The dollar traded near 14-month low on Thursday despite early recovered broadly. The greenback bounced earlier in the day as the increase of concerns over the dollar's recent sharp decline has gone too far and too much. U.S. jobless claims data came out worse than expected at 531,000 compared to 520,000 in the prior week. However, the rebound in U.S. financial stocks and rosy reports from a number of Dow components pushed DJI back above 10,000 in New York afternoon, denting the dollar's risk appeal. On the other hand, the U.S. currency rose against the Japanese yen and usd/jpy hit a one-month high of 91.70.

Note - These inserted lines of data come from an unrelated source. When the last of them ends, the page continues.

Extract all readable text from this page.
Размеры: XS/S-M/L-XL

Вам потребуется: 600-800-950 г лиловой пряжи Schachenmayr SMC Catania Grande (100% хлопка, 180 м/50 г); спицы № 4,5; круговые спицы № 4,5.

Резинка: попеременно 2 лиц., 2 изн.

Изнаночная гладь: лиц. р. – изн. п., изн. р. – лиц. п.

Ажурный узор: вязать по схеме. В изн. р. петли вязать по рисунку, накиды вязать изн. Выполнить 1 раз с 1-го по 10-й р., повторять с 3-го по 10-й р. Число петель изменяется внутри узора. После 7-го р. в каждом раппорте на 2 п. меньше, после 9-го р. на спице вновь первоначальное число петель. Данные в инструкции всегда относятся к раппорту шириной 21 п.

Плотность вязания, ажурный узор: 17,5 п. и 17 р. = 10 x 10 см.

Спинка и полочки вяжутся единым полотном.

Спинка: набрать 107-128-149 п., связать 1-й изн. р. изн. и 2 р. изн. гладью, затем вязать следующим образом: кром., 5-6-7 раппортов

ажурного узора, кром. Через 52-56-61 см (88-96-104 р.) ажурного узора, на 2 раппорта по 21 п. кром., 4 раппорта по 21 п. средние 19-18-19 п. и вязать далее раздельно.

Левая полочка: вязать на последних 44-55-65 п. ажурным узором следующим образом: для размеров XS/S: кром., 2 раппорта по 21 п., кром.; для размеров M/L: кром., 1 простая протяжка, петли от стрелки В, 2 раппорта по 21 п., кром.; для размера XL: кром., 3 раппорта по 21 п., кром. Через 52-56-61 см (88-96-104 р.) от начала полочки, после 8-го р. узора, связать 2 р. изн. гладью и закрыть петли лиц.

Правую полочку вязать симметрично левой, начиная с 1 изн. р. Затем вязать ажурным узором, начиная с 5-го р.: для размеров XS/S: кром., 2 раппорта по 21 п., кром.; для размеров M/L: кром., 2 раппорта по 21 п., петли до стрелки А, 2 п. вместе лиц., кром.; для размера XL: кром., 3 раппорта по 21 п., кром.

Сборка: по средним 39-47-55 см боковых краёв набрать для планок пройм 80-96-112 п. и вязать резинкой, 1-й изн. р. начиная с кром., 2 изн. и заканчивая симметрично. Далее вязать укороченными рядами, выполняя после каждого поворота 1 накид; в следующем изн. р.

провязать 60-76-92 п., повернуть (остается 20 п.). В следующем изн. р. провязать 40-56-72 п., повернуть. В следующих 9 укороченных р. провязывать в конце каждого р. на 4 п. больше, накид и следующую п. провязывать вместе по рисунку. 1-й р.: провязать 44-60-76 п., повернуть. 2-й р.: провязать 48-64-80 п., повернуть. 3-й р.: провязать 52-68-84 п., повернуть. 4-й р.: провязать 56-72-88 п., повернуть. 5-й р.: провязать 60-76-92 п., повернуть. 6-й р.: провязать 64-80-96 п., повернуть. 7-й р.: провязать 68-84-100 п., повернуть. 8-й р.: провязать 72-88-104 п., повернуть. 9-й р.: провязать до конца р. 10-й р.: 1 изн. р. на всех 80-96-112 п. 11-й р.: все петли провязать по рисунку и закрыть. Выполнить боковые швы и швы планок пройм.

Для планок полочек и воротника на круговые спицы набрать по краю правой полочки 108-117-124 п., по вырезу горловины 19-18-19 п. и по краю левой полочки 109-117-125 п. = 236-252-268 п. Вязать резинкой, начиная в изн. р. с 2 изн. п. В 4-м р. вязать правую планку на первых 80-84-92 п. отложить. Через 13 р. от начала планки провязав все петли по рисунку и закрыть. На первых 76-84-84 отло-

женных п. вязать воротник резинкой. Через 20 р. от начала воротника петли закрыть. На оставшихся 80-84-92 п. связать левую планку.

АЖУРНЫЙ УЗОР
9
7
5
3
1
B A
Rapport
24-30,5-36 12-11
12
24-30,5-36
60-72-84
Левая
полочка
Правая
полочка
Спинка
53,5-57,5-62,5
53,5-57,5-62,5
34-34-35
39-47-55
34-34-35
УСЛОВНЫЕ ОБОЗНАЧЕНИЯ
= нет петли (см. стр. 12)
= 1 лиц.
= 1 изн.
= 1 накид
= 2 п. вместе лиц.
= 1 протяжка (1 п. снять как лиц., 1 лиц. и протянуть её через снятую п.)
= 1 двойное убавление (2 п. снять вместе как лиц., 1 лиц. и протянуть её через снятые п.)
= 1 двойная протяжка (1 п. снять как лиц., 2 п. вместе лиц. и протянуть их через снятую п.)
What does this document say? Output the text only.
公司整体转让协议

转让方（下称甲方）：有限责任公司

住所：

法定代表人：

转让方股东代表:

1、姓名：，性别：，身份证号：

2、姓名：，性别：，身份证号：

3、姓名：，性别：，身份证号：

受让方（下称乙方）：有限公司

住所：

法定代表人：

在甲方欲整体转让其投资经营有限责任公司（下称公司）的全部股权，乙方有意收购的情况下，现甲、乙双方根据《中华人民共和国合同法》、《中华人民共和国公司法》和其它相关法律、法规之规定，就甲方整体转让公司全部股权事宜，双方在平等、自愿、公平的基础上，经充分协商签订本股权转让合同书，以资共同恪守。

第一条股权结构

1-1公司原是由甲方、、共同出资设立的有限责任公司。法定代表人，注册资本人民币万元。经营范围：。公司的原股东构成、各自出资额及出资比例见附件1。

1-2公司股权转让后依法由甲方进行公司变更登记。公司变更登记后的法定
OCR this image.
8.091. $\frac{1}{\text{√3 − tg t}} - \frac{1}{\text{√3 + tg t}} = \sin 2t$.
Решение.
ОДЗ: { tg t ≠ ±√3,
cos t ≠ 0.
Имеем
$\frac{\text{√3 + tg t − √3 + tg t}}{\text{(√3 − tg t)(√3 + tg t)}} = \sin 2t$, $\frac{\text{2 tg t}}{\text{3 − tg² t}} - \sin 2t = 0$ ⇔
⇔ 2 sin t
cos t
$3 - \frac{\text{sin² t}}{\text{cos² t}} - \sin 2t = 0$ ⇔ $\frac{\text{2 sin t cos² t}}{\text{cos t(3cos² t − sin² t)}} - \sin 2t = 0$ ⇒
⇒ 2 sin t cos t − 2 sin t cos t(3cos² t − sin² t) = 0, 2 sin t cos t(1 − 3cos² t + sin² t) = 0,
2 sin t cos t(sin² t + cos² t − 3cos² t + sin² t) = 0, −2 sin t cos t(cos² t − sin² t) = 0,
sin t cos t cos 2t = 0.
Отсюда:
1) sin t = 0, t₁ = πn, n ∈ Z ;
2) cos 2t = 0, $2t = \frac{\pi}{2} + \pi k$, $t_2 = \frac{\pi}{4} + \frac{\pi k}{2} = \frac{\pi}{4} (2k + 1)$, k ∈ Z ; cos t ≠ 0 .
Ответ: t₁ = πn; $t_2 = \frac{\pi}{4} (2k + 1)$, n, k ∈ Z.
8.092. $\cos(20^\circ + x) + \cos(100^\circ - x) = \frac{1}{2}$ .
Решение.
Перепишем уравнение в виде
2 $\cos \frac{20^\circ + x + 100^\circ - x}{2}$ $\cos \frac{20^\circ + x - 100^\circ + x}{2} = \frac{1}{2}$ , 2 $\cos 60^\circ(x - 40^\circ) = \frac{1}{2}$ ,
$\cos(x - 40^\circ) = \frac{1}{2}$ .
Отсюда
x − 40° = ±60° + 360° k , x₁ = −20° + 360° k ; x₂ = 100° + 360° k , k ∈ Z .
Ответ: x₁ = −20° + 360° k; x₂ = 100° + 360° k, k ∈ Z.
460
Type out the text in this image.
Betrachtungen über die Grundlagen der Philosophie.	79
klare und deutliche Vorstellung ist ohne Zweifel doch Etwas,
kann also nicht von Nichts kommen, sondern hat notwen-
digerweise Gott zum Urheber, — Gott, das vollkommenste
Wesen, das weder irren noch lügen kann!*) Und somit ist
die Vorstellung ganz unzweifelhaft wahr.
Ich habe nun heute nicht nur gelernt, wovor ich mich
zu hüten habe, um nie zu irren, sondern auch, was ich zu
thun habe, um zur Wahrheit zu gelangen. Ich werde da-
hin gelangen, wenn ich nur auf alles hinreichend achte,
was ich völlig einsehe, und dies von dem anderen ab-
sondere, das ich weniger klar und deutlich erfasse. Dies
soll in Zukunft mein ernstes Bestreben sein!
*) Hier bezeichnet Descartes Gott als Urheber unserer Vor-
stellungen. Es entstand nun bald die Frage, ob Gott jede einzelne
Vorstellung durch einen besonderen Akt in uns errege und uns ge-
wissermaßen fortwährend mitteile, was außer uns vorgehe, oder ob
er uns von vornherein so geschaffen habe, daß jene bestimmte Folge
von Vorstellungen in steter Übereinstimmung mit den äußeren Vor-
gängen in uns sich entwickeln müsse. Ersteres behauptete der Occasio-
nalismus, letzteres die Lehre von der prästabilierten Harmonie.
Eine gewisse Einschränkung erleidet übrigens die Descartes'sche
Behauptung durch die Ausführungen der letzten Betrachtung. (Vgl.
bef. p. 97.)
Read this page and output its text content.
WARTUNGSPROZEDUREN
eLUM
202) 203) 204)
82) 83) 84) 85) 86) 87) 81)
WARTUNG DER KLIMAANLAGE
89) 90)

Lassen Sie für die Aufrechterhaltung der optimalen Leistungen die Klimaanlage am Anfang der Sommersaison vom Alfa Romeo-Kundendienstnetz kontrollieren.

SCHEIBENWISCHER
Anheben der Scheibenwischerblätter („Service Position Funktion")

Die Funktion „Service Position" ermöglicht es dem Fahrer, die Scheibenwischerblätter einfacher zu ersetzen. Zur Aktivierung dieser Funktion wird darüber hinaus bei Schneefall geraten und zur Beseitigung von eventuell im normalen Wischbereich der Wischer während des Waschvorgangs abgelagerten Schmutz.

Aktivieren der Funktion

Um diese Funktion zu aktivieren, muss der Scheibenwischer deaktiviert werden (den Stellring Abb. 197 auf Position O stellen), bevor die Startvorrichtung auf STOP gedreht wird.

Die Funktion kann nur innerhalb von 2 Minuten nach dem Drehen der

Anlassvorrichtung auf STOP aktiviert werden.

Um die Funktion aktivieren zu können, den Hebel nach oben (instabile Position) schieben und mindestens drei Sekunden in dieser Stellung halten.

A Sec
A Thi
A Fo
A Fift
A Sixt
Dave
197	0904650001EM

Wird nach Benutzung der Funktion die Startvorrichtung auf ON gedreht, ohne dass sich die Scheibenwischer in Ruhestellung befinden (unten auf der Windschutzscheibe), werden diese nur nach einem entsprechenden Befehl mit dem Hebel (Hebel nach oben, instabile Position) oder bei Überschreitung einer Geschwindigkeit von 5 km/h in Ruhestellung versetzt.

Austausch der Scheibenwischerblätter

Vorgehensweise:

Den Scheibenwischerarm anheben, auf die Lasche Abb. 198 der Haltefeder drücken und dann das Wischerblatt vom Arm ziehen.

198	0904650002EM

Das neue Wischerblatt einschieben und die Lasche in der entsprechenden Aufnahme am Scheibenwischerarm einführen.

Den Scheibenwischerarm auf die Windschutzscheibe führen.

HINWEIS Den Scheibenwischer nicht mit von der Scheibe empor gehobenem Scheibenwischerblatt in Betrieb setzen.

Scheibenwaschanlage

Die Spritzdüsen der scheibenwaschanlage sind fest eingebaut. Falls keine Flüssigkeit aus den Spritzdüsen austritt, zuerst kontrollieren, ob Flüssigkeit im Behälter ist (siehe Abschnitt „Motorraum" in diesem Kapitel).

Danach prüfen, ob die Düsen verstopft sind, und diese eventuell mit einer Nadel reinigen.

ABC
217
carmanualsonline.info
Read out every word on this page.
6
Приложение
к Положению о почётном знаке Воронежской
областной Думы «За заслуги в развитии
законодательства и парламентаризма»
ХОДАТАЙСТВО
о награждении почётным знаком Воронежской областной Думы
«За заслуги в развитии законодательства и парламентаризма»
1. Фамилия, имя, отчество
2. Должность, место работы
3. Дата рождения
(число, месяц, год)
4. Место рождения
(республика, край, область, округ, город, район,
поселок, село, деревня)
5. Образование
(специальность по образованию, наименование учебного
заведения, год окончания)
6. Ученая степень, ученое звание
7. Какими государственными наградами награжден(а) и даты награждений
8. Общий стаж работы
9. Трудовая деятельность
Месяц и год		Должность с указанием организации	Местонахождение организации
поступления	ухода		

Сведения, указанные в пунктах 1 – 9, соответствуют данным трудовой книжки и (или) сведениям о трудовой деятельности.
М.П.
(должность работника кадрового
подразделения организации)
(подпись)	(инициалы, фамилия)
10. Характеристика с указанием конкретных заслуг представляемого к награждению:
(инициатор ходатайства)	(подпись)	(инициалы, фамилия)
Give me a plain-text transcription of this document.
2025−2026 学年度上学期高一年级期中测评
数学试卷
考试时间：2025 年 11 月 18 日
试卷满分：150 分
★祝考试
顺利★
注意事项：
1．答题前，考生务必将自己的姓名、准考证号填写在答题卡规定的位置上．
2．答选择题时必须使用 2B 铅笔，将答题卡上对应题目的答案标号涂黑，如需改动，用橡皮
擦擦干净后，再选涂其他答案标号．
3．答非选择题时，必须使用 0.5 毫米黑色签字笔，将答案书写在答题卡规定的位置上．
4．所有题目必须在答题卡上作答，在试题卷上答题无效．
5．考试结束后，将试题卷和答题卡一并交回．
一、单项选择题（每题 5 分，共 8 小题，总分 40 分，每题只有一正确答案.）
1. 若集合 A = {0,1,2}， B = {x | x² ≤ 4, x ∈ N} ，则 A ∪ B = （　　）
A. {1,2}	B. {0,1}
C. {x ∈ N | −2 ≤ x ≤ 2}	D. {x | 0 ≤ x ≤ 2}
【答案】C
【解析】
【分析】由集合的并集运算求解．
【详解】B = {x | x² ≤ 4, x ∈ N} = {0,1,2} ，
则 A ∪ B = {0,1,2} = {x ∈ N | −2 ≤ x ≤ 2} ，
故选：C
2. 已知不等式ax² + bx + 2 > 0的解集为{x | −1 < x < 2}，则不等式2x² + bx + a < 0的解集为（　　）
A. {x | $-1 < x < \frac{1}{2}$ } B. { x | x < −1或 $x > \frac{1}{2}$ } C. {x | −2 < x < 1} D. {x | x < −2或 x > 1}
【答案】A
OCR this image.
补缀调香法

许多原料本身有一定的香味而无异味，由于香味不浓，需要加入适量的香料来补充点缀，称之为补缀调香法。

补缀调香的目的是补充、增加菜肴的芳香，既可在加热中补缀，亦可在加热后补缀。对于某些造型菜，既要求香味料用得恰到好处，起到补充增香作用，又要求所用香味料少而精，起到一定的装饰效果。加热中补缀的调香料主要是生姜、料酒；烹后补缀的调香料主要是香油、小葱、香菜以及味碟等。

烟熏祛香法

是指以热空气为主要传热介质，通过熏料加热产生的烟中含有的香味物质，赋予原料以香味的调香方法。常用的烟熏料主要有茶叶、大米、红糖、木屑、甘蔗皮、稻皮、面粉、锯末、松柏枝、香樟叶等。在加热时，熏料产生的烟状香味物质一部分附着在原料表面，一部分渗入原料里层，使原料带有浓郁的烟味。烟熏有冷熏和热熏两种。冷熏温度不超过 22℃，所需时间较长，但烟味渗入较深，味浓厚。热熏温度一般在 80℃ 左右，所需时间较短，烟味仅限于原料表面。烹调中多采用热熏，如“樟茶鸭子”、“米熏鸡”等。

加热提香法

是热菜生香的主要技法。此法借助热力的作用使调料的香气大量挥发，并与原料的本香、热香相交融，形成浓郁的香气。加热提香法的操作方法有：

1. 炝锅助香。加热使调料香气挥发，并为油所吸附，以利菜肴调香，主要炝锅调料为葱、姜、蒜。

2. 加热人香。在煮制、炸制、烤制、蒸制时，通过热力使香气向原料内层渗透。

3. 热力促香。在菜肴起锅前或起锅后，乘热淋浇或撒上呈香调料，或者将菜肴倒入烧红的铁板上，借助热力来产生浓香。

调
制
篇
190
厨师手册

In European morning, euro moved lower to 1.4944 versus the greenback on profit-taking after China GDP data released earlier in the day did provide any surprises (the 8.9% figure matched economists' expectations but there were rumours of a reading of 9.0% or higher). Euro then rebounded and traded relatively narrow in New York morning, however, the rally in Wall street boosted risk appetite and revived demand for higher-yielding assets. The single currency advanced to as high as 1.5040 (few pips below the 14-month peak of 1.5047). Australian and New Zealand dollar also rebounded strongly against the greenback to 0.9299 and 0.7603 respectively in late U.S. afternoon.
The British pound dipped versus the dollar after failing to penetrate the one-month high of 1.6638 in Asian. Cable then tumbled to 1.6487 after the release of much weaker-than-expected U.K. retail sales data. U.K. retail sales data in September came out 0.0% compared to economists' forecast of 0.5% increase. However, buying interest on dips lifted sterling to as high as 1.6633 in late U.S. session. Furthermore, Bank of England Deputy Governor Pail Tucker said it may be difficult to gauge the strength of Britain's economy recovery for some time to come.
Data to be released on Friday include Australia export and import data; German and eurozone service and manufacturing PMI; eurozone industrial orders; U.K GDP; U.S. existing home sales on Friday.